One thing that was missing from ubench.h (intentionally to keep the initial code drop simple) was fixtures. In this PR I’ve added them.

So what are fixtures and why should you use them?

What are fixtures?

Fixtures are a way to setup and teardown state that doesn’t contribute to the timing of the actual benchmark itself:

// First you declare a struct that contains the state you need.
struct foo {
  unsigned size;
  char* foo;
};

// Then you setup the benchmark state - using the ubench_fixture implicit field.
UBENCH_F_SETUP(foo) {
  ubench_fixture->size = 1024 * 1024 * 128;
  ubench_fixture->foo = (char*)malloc(ubench_fixture->size);
}

// In the teardown you can free up anything you allocated.
UBENCH_F_TEARDOWN(foo) {
  free(ubench_fixture->foo);
}

// And then declare the benchmarks that use the state.
UBENCH_F(foo, bar) {
  UBENCH_DO_NOTHING(ubench_fixture->foo);
  memset(ubench_fixture->foo, 0, ubench_fixture->size);
  UBENCH_DO_NOTHING(ubench_fixture->foo);
}

// You can declare multiple benchmarks that use the same fixture too.
UBENCH_F(foo, haz) {
}

As you can see setting up and declaring a fixture isn’t difficult.

Why you should use them?

Let’s take the counter example to the fixture above - using the non-fixture approach:

UBENCH(foo, bar) {
  const unsigned size = 1024 * 1024 * 128;
  char* foo = (char*)malloc(size);
  UBENCH_DO_NOTHING(foo);
  memset(foo, 0, size);
  UBENCH_DO_NOTHING(foo);
  free(foo);
}

And if we look at the results of both these tests we can see that the non-fixture one runs like:

[==========] Running 1 benchmarks.
[ RUN      ] foo.bar
[       OK ] foo.bar (mean 15.506ms, confidence interval +- 1.553863%)
[==========] 1 benchmarks ran.
[  PASSED  ] 1 benchmarks.

Whereas the fixture one runs like:

[==========] Running 1 benchmarks.
[ RUN      ] foo.bar
[       OK ] foo.bar (mean 4.125ms, confidence interval +- 0.844092%)
[==========] 1 benchmarks ran.
[  PASSED  ] 1 benchmarks.

So we can see that the average time for the fixtured one is about 4x faster than the non-fixtured one - because it hasn’t timed the malloc/free cost per benchmark. This means that if you really only care about what memset costs you’ve now got a much more accurate way to get that.

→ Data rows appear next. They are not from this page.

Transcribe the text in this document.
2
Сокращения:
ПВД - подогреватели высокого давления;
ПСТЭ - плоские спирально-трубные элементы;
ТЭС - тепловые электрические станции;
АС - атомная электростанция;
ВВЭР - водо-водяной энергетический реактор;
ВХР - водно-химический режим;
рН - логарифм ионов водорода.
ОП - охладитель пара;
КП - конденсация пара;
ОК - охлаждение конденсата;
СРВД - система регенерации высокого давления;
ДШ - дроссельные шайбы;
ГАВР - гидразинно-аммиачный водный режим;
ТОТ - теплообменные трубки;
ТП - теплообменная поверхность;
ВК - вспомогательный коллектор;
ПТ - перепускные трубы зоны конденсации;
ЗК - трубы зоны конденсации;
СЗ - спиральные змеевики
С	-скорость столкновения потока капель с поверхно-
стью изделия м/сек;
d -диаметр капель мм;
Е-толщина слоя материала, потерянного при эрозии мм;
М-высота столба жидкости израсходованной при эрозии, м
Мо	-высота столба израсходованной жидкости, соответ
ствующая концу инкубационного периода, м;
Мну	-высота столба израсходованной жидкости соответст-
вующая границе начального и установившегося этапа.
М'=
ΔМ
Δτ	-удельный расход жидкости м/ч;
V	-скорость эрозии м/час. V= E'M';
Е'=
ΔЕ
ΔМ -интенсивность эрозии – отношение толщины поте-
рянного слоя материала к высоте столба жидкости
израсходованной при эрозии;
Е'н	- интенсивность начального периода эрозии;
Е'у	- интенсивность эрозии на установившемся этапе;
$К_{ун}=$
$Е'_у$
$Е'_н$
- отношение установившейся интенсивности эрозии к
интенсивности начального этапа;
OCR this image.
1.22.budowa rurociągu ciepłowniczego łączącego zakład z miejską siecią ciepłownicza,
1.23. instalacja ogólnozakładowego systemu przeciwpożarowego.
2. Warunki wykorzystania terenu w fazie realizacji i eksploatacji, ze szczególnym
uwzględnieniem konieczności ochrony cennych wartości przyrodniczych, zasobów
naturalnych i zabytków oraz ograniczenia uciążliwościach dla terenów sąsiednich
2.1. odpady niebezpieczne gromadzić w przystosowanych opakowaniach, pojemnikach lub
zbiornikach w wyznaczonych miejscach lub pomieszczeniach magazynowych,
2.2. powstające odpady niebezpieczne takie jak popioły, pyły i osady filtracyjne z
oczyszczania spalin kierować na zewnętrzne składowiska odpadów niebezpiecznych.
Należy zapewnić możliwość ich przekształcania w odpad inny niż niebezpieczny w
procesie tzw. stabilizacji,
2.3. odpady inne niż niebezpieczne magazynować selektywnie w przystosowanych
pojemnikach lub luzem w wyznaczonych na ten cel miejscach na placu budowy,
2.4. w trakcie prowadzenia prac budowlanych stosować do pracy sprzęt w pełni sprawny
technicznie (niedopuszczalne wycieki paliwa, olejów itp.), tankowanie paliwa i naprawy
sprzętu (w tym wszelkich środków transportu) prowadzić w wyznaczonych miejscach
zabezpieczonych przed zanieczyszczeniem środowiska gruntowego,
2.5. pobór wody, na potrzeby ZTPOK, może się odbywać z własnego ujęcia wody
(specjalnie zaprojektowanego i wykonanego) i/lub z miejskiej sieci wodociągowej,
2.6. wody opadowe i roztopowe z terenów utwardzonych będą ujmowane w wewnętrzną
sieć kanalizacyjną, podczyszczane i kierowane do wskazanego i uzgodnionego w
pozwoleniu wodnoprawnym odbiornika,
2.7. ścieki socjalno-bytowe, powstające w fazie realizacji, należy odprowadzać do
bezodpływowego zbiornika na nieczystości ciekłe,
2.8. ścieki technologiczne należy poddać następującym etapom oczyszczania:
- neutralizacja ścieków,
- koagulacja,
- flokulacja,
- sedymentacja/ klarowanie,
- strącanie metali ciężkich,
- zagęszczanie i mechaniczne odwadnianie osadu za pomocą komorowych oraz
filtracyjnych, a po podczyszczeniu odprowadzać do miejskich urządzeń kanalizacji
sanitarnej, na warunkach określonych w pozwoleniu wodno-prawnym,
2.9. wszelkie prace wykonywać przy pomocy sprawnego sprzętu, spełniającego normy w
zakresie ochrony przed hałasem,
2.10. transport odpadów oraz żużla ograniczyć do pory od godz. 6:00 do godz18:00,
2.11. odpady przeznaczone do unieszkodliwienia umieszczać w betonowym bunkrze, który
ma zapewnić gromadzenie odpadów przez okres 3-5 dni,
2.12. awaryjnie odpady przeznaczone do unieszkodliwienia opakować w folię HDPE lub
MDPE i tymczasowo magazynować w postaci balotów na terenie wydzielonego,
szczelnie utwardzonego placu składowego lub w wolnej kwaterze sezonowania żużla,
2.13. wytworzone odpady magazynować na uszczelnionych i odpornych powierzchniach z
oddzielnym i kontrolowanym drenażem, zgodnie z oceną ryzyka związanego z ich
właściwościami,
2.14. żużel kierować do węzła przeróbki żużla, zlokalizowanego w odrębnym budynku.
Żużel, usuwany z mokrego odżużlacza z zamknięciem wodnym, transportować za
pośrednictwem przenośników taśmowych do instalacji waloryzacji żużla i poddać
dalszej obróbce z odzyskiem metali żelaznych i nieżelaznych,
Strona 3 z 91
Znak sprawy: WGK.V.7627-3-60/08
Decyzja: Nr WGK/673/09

This is where fixtures are really great - hide the cost of setting up the data for your benchmark from the thing you actually want to benchmark.

One last thing…

One thing that might not be obvious is that fixtured tests can have a wall clock time that is longer than the non-fixtured variants. For the examples above the non-fixture one runs in:

real 0m0.592s
user 0m0.368s
sys  0m0.177s

Whereas the fixture benchmark runs in:

real 0m3.631s
user 0m3.508s
sys  0m0.071s

So why is this? In general the longer running a benchmark is the more accurate the result will be - so because we’re measuring less things in the actual benchmark samples the framework is having to run more of them to get an accurate result.

Just thought you might appreciate the heads up!